Mais il semble que vous êtes arrivée à transcender la situation critique dont laquelle vous étiez noyée durant les premiers mois ?
Effectivement, je ne suis plus Nadia d’avant. C’est-à-dire celle des premiers mois après le drame. Avec le courage et le soutien de la société marocaine en général et les amis en particulier, je suis arrivée à surmonter les séquelles immédiats du drame. En plus, l’écriture m’a également aidée à me libérer des cauchemars de cette nuit terrible. Je ne m’inquiète plus actuellement de me rendre à un lieu public, soit un café, restaurant, cinéma, ou assister à une conférence culturelle ou artistique. Contrairement à ce qui m’est arrivé les mois qui ont suivi les attentats, je ne pouvais plus fréquenter les lieux publics. Alors que maintenant, même si le restaurant Casa De Espana ré-ouvre ses portes je me sens capable d’y retourner sans crainte, sans peur des mauvais souvenirs.
Vous avez commencé à écrire un livre sur le drame du 16 mai ?
Je le souhaite profondément. Pour le moment je me contente de noircir des papiers en notant tout ce que j’ai ressenti le jour même et après le drame, sans oublier de rendre hommage à toutes les personnes que je connaissais et qui ont laissé leurs vies suite aux attentats C’est une sorte d’autobiographie. Vraiment, je souhaite que ces papiers soient publiés et je vais faire mon possible, avec le soutien de quelques amis, pour qu’ils le soient dans un futur proche.
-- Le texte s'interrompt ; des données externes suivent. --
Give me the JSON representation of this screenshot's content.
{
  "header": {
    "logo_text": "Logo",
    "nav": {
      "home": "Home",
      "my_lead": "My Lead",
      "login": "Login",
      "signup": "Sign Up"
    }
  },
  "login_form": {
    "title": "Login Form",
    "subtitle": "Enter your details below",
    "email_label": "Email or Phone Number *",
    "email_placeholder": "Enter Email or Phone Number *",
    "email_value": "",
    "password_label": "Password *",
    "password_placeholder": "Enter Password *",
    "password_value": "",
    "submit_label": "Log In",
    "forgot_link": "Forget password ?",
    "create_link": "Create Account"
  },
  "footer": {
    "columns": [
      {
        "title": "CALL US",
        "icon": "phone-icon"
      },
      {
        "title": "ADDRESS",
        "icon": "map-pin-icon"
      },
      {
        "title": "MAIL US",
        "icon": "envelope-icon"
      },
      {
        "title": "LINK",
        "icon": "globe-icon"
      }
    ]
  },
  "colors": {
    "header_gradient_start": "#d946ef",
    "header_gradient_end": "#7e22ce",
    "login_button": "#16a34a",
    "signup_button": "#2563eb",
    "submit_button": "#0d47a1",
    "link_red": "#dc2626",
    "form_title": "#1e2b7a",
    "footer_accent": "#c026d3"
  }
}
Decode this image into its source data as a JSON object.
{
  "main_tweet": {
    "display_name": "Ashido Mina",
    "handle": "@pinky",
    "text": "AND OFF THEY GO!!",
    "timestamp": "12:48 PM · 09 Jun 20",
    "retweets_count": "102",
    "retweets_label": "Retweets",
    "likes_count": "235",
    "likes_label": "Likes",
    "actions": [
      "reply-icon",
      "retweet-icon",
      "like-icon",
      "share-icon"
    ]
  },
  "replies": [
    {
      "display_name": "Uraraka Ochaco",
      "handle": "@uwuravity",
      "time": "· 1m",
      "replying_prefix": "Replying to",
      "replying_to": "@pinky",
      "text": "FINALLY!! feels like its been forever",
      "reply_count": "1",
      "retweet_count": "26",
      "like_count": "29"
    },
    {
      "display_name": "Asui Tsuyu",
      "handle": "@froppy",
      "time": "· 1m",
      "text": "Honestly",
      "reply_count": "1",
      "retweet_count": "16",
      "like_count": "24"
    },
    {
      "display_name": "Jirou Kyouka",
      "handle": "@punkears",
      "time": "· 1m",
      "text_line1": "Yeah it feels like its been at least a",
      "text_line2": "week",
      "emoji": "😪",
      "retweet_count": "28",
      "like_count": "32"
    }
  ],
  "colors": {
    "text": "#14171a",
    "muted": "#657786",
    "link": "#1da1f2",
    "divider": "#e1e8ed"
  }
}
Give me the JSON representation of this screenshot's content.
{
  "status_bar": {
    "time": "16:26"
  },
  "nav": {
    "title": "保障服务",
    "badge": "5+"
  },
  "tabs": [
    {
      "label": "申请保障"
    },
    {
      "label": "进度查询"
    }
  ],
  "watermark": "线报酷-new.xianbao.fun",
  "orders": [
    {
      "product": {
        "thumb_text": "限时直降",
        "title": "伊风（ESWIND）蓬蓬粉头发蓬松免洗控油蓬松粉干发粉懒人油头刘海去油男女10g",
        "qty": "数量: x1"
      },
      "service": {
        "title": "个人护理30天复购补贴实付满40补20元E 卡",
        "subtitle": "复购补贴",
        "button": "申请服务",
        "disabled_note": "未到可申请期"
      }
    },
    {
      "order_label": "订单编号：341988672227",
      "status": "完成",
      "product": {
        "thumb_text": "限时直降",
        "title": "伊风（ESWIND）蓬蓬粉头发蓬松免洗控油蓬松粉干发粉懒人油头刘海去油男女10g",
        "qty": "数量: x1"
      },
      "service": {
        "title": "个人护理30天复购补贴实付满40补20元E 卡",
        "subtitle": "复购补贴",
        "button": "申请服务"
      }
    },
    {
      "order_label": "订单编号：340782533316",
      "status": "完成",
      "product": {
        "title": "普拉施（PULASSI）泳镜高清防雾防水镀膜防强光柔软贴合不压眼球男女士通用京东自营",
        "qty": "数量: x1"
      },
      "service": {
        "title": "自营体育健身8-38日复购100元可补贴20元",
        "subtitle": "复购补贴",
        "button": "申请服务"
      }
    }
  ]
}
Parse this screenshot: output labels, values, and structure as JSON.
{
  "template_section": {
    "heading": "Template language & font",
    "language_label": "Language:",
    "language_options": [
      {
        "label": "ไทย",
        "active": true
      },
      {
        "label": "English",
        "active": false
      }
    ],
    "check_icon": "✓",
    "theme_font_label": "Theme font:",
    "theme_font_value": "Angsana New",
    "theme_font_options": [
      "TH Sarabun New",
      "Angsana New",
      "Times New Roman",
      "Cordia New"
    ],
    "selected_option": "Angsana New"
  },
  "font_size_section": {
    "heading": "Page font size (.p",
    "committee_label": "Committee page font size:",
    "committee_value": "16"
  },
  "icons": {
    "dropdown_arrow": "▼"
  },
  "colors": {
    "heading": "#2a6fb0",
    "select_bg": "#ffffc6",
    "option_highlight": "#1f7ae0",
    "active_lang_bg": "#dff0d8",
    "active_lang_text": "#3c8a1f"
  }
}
vComment avez-vous pensé à fonder une association des victimes et des familles des victimes du 16 mai et pourquoi ?
Des mois après les évènements tragiques du 16 mai, nous avons commencé, nous les victimes, à penser à créer une association qui oeuvre pour la consécration de l’esprit de citoyenneté et d’appartenance au peuple marocain, pour la foi en des principes comme le droit à la différence et le respect de l’Autre et pour la protection de l’identité marocaine et le rejet de toutes les formes de terrorisme et d’intégrisme, ainsi que pour la paix et la tolérance et pour également l’établissement d’échanges avec les associations aux objectifs communs tant au niveau local, national qu’international. Bref, nous avons pensé à fonder une association qui marque notre présence et notre rejet de toute sorte de terrorisme et d’obscurantisme, qui tente de noyer notre pays dans le sang et enterrer la femme et ses acquis dans la société marocaine. Et le jeudi 29 janvier nous sommes arrivés à la réalisation de nos rêves en organisant l’assemblée constitutive sous le thème «Main dans la main pour la paix et la sécurité ». Et je suis élue secrétaire du bureau de l’association. Deux autres filles font partie du bureau à savoir Sanaâ Farhat et Nadia Ben Tammar.